Echte Bourbon-Vanille aus ökologischem Anbau, biozertifiziert und Fairtrade gibt es in … Peutenhausen

„Bourbon“ darf sich eine Vanille nur nennen, wenn sie von Madagaskar, Réunion oder den Komoren stammt. Echte Bourbon-Vanille aus ökologischem Anbau, biozertifiziert und Fairtrade gibt es in … Peutenhausen, einem kleinen Spargeldorf an der B 300, kurz vor Schrobenhausen. Ludivine Terno ist Tochter einer madagassischen Vanille-Bauern-Familie und Diplombiologin, zusammen mit Ihrem Mann Christian Terno importiert sie die Vanille ihrer Familie seit Jahren nach Deutschland.

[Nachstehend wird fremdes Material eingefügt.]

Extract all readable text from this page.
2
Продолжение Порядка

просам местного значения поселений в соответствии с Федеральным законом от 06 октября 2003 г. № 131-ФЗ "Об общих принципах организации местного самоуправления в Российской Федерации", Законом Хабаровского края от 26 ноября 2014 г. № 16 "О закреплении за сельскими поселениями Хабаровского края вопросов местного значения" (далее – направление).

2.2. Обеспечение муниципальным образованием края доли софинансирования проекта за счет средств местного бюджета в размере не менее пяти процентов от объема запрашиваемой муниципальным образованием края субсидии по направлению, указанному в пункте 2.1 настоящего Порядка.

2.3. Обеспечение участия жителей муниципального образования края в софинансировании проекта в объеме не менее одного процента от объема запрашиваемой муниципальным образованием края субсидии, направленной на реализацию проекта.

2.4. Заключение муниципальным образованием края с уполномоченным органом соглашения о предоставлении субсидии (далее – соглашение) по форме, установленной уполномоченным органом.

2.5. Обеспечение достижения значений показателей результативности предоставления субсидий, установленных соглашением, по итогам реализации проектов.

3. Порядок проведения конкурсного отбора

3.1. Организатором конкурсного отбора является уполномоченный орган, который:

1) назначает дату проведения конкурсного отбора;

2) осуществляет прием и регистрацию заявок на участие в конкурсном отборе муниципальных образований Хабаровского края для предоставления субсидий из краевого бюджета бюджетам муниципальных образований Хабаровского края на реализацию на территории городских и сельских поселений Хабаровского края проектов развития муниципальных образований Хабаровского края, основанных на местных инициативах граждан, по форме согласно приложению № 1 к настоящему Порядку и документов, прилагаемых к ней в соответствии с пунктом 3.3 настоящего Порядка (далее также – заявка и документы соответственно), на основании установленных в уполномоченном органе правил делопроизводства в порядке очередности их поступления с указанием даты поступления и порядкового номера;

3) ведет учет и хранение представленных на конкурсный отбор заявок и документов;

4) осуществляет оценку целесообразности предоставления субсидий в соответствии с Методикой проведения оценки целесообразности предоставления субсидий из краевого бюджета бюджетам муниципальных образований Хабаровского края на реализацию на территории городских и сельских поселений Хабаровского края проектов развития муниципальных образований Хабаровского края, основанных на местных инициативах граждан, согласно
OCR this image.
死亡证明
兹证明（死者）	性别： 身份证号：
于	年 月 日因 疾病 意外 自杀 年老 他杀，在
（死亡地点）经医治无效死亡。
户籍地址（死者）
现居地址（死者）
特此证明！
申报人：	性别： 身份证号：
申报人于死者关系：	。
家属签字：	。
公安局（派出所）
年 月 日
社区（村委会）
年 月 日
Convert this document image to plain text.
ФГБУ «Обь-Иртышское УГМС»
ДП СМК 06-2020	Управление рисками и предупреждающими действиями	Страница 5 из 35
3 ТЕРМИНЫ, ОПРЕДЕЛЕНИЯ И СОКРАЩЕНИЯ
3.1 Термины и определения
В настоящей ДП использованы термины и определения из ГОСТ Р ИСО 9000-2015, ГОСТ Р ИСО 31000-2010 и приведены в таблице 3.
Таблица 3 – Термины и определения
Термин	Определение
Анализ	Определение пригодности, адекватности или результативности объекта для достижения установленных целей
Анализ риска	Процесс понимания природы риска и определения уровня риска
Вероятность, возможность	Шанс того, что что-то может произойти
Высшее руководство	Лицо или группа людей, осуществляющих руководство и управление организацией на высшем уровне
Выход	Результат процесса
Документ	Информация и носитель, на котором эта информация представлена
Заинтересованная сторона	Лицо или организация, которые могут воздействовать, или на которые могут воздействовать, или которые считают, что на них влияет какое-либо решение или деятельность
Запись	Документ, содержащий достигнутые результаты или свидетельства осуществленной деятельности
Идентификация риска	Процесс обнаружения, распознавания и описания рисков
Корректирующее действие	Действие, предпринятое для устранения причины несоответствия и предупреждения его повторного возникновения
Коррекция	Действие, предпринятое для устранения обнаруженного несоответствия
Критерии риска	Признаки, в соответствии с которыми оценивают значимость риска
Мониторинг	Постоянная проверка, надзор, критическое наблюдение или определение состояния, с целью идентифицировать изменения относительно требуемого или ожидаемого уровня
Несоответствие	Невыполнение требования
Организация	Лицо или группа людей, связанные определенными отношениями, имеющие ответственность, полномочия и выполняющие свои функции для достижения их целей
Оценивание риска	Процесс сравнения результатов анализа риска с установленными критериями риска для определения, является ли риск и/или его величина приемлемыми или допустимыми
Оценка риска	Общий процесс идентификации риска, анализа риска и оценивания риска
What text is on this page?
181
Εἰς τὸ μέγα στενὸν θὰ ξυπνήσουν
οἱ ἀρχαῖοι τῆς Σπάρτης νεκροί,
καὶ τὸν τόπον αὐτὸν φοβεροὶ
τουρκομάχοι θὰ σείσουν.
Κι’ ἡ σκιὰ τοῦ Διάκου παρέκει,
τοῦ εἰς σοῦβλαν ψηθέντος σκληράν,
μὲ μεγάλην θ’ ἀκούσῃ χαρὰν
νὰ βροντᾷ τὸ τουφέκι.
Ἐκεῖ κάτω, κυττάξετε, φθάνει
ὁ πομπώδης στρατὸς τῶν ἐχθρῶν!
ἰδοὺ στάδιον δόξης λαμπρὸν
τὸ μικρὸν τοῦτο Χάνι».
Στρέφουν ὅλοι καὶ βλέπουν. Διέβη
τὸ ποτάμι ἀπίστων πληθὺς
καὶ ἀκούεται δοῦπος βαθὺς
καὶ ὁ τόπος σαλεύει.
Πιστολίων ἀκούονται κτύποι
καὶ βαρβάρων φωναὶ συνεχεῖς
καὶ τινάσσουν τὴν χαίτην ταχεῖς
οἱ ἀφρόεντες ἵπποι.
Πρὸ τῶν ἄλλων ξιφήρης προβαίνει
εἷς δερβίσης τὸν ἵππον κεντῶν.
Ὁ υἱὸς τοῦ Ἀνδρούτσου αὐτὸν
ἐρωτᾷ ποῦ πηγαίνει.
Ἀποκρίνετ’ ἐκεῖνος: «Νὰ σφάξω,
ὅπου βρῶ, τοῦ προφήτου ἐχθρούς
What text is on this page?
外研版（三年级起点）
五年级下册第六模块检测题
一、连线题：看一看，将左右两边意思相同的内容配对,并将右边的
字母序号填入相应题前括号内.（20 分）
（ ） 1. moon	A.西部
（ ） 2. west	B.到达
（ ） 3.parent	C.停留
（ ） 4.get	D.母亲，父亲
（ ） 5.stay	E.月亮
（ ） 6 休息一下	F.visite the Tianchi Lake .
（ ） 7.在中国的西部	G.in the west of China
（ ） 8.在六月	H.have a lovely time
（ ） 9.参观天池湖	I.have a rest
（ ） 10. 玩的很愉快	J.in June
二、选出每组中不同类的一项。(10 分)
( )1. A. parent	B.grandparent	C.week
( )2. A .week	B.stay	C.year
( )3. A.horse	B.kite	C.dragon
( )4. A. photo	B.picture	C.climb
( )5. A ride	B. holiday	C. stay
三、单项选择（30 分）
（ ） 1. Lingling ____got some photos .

Verkauft wird über das Internet (www.madavanilla.de), auf Märkten und in dem kleinen Laden neben dem Wohnhaus der Familie in Peutenhausen (In der Hut 3c, 86565 Peutenhausen, Telefon: 08252 8817769, Telefax: 08252/8817784, E-Mail: info@madavanilla.de). Die Vanille ist absolut phantastisch, die beste Vanille, die ich jemals in den Händen hatte: dicke, fette, ölige, pralle Schoten, alles riecht nach Vanille, berstend voll mit den kleinen Samen. 25 g = +/- 10  Schoten kosten 25 €, das ist – verglichen mit den oft vertrockneten, harten Dingern in den Glasröhrchen im Supermarkt – fast geschenkt. Neu im Sortiment ist eine absolute Rarität, die Jahresernte beträgt gerade mal 1,5 Tonnen, Voatsiperifery (“Piper Borbonese”), wilder Pfeffer aus Madagaskar, der an wilden Kletterstauden im Urwald ab einer Höhe von 15 Metern wächst und kraxelnd und händisch geerntet wird. Deutlich  scharf, mit Maß zu verwenden, aber zugleich äußerst würzig, wenn man ihn frisch gemörsert über eine fertige Speise streut. Daneben sind verschiedene beachtliche Pfeffer im Angebot, Piment d`Espelette als Direktimport aus dem Baskenland, sowie viele weitere Gewürze, Kräuter, Tees, Trockenfrüchte, Nüsse, verschiedene Curry-Mischungen von mild-aromatisch bis höllisch-scharf, … alles aus Fairtrade und alles echtes value for the money.